Compass & integrated Gyro yaw

Compass & integrated Gyro yaw

I’m not hugely impressed with the results of either.

  • The difference between compass and integrated gyro yaw doesn’t match as tightly as I was expecting – in its current state, I won’t be using the compass direction as a long term fuse with the integrated gyro yaw unless I can improve this.
  • The blobs in the lower pair are compass orientation values as she’s sitting on the ground – half way through I rotate her clockwise roughly 90°.  The rotation angle is pretty good as are the direction (NW -> NE -> SE, but I don’t like the distributed density of the blobs as she sat still on the ground at each location – I think I’ll have to use an average value for the starting orientation value passed to the autopilot for GPS tracking processing.

Magnetic Declination

The one thing holding me back with GPS tracking is the direction Hermione is pointing at launch; in particular, she can find out the flight direction to the target based on the difference between the GPS positions of takeoff and landing points, but Hermione’s compass only gives orientation angles based on magnetic north, and the difference between true and magnetic north varies over time and space.

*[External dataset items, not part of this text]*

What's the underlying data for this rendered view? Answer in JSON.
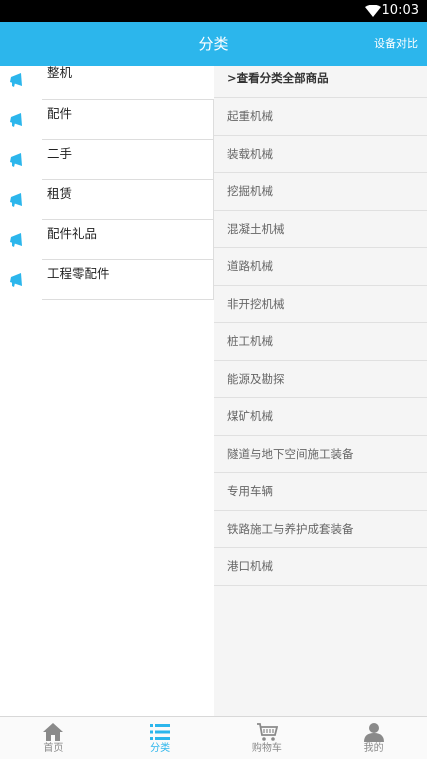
{
  "status_bar": {
    "time": "10:03",
    "wifi_icon": "wifi-icon"
  },
  "header": {
    "title": "分类",
    "compare_label": "设备对比"
  },
  "categories": [
    {
      "label": "整机",
      "icon": "megaphone-icon"
    },
    {
      "label": "配件",
      "icon": "megaphone-icon"
    },
    {
      "label": "二手",
      "icon": "megaphone-icon"
    },
    {
      "label": "租赁",
      "icon": "megaphone-icon"
    },
    {
      "label": "配件礼品",
      "icon": "megaphone-icon"
    },
    {
      "label": "工程零配件",
      "icon": "megaphone-icon"
    }
  ],
  "subcategories": [
    ">查看分类全部商品",
    "起重机械",
    "装载机械",
    "挖掘机械",
    "混凝土机械",
    "道路机械",
    "非开挖机械",
    "桩工机械",
    "能源及勘探",
    "煤矿机械",
    "隧道与地下空间施工装备",
    "专用车辆",
    "铁路施工与养护成套装备",
    "港口机械"
  ],
  "tabs": [
    {
      "label": "首页",
      "icon": "home-icon",
      "active": false
    },
    {
      "label": "分类",
      "icon": "list-icon",
      "active": true
    },
    {
      "label": "购物车",
      "icon": "cart-icon",
      "active": false
    },
    {
      "label": "我的",
      "icon": "user-icon",
      "active": false
    }
  ],
  "colors": {
    "accent": "#2cb6ec",
    "status_bar": "#000000",
    "right_pane_bg": "#f5f5f5"
  }
}
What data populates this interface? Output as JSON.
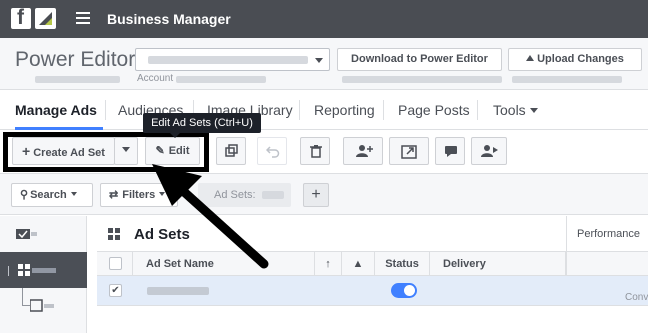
{
  "topbar": {
    "fb_logo": "f",
    "title": "Business Manager",
    "menu_icon": "hamburger-icon"
  },
  "power_editor": {
    "title": "Power Editor",
    "account_label": "Account",
    "download_label": "Download to Power Editor",
    "upload_label": "Upload Changes"
  },
  "tabs": [
    {
      "label": "Manage Ads",
      "active": true
    },
    {
      "label": "Audiences",
      "active": false
    },
    {
      "label": "Image Library",
      "active": false
    },
    {
      "label": "Reporting",
      "active": false
    },
    {
      "label": "Page Posts",
      "active": false
    },
    {
      "label": "Tools",
      "active": false
    }
  ],
  "tooltip": "Edit Ad Sets (Ctrl+U)",
  "toolbar": {
    "create_label": "Create Ad Set",
    "edit_label": "Edit",
    "icons": [
      "duplicate-icon",
      "undo-icon",
      "delete-icon",
      "add-audience-icon",
      "export-icon",
      "comment-icon",
      "share-icon"
    ]
  },
  "filters": {
    "search_label": "Search",
    "filters_label": "Filters",
    "adsets_chip": "Ad Sets:",
    "add_label": "+"
  },
  "table": {
    "title": "Ad Sets",
    "performance_label": "Performance",
    "columns": {
      "name": "Ad Set Name",
      "status": "Status",
      "delivery": "Delivery"
    },
    "row_partial_text": "Conv"
  },
  "colors": {
    "topbar_bg": "#4a4d53",
    "accent": "#4080ff",
    "highlight_border": "#000000",
    "selected_row": "#e3ecf9"
  }
}
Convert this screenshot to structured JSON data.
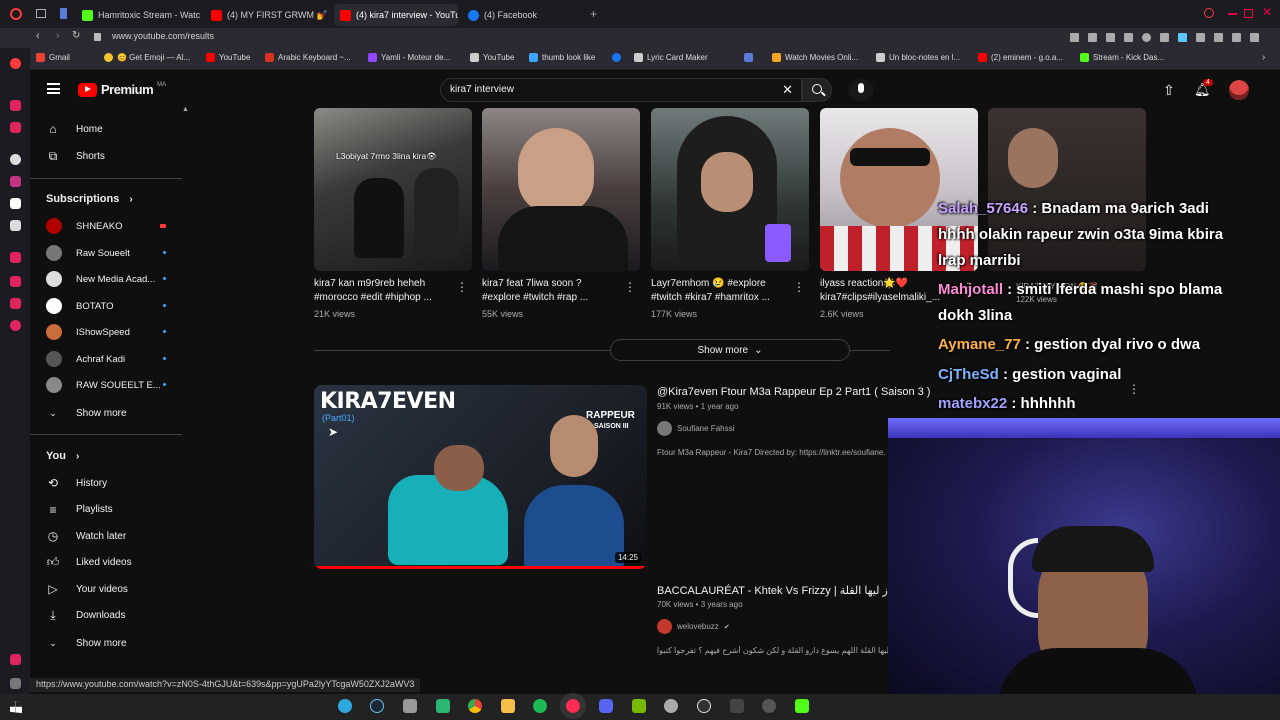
{
  "browser": {
    "tabs": [
      {
        "label": "Hamritoxic Stream - Watc",
        "color": "#53fc18"
      },
      {
        "label": "(4) MY FIRST GRWM 💅",
        "color": "#ff0000"
      },
      {
        "label": "(4) kira7 interview - YouTu",
        "color": "#ff0000"
      },
      {
        "label": "(4) Facebook",
        "color": "#1877f2"
      }
    ],
    "url": "www.youtube.com/results",
    "bookmarks": [
      {
        "label": "Gmail",
        "color": "#ea4335"
      },
      {
        "label": "😊 Get Emoji — Al...",
        "color": "#f4c430"
      },
      {
        "label": "YouTube",
        "color": "#ff0000"
      },
      {
        "label": "Arabic Keyboard ~...",
        "color": "#d93025"
      },
      {
        "label": "Yamli - Moteur de...",
        "color": "#9146ff"
      },
      {
        "label": "YouTube",
        "color": "#cccccc"
      },
      {
        "label": "thumb look like",
        "color": "#3ea6ff"
      },
      {
        "label": "Lyric Card Maker",
        "color": "#cccccc"
      },
      {
        "label": "Watch Movies Onli...",
        "color": "#f5a623"
      },
      {
        "label": "Un bloc-notes en l...",
        "color": "#cccccc"
      },
      {
        "label": "(2) eminem - g.o.a...",
        "color": "#ff0000"
      },
      {
        "label": "Stream - Kick Das...",
        "color": "#53fc18"
      }
    ],
    "status_url": "https://www.youtube.com/watch?v=zN0S-4thGJU&t=639s&pp=ygUPa2lyYTcgaW50ZXJ2aWV3"
  },
  "header": {
    "logo": "Premium",
    "logo_sup": "MA",
    "search_value": "kira7 interview",
    "notif_count": "4"
  },
  "sidebar": {
    "home": "Home",
    "shorts": "Shorts",
    "subscriptions": "Subscriptions",
    "subs": [
      {
        "label": "SHNEAKO",
        "color": "#b00000"
      },
      {
        "label": "Raw Soueelt",
        "color": "#777777"
      },
      {
        "label": "New Media Acad...",
        "color": "#dddddd"
      },
      {
        "label": "BOTATO",
        "color": "#ffffff"
      },
      {
        "label": "IShowSpeed",
        "color": "#c96d3a"
      },
      {
        "label": "Achraf Kadi",
        "color": "#555555"
      },
      {
        "label": "RAW SOUEELT E...",
        "color": "#888888"
      }
    ],
    "show_more": "Show more",
    "you": "You",
    "you_items": [
      "History",
      "Playlists",
      "Watch later",
      "Liked videos",
      "Your videos",
      "Downloads"
    ],
    "show_more_2": "Show more"
  },
  "shorts": [
    {
      "title": "kira7 kan m9r9reb heheh #morocco #edit #hiphop ...",
      "views": "21K views",
      "overlay": "L3obiyat 7rmo 3lina kira👁"
    },
    {
      "title": "kira7 feat 7liwa soon ? #explore #twitch #rap ...",
      "views": "55K views",
      "overlay": ""
    },
    {
      "title": "Layr7emhom 😢 #explore #twitch #kira7 #hamritox ...",
      "views": "177K views",
      "overlay": ""
    },
    {
      "title": "ilyass reaction🌟❤️ kira7#clips#ilyaselmaliki_...",
      "views": "2.6K views",
      "overlay": ""
    },
    {
      "title": "KIRA7 JAY VEW 😂🎉",
      "views": "122K views",
      "overlay": ""
    }
  ],
  "show_more_btn": "Show more",
  "videos": [
    {
      "title": "@Kira7even Ftour M3a Rappeur Ep 2 Part1 ( Saison 3 )",
      "meta": "91K views • 1 year ago",
      "channel": "Soufiane Fahssi",
      "desc": "Ftour M3a Rappeur - Kira7 Directed by: https://linktr.ee/soufiane.",
      "duration": "14:25",
      "thumb_text": "KIRA7EVEN",
      "thumb_sub": "(Part01)",
      "thumb_brand": "RAPPEUR",
      "thumb_season": "SAISON III"
    },
    {
      "title": "BACCALAURÉAT - Khtek Vs Frizzy | ز ليها القلة",
      "meta": "70K views • 3 years ago",
      "channel": "welovebuzz",
      "desc": "ليها القلة اللهم يسوع دارو القلة و لكن شكون أشرح فيهم ؟ تفرجوا كتبوا القناة الرسمية ل"
    }
  ],
  "chat": [
    {
      "user": "Salah_57646",
      "color": "#c8a2ff",
      "msg": " : Bnadam ma 9arich 3adi"
    },
    {
      "user": "",
      "color": "#ffffff",
      "msg": "hhhh olakin rapeur zwin o3ta 9ima kbira"
    },
    {
      "user": "",
      "color": "#ffffff",
      "msg": "lrap marribi"
    },
    {
      "user": "Mahjotall",
      "color": "#ff8ad8",
      "msg": " : smiti lferda mashi spo blama"
    },
    {
      "user": "",
      "color": "#ffffff",
      "msg": "dokh 3lina"
    },
    {
      "user": "Aymane_77",
      "color": "#ffb347",
      "msg": " : gestion dyal rivo o dwa"
    },
    {
      "user": "CjTheSd",
      "color": "#7fb2ff",
      "msg": " : gestion vaginal"
    },
    {
      "user": "matebx22",
      "color": "#a0a0ff",
      "msg": " : hhhhhh"
    }
  ]
}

After digging around, it turns out “Magnetic Declination” is the name of the angle between magnetic and true north, which for me is currently -1° 5′ i.e. at takeoff, when Hermione’s compass says she’s pointing magnetic north, she’s actually point +1° 5′ from true north.  For me, that means it’s irrelevant for the short distance flights I’m implementing.

In the perfect world, I would like to have a magnetic declination table, mapping GPS longitude / latitude to magnetic declination angle, or use a GPS receiver which has one of these built in (they do exist apparently), but for now simply knowing the magnetic declination is negligible for my few meter flights is enough.

Just FYI, Cambridge’ magnetic declination is -0º 30′ which is even more negligible!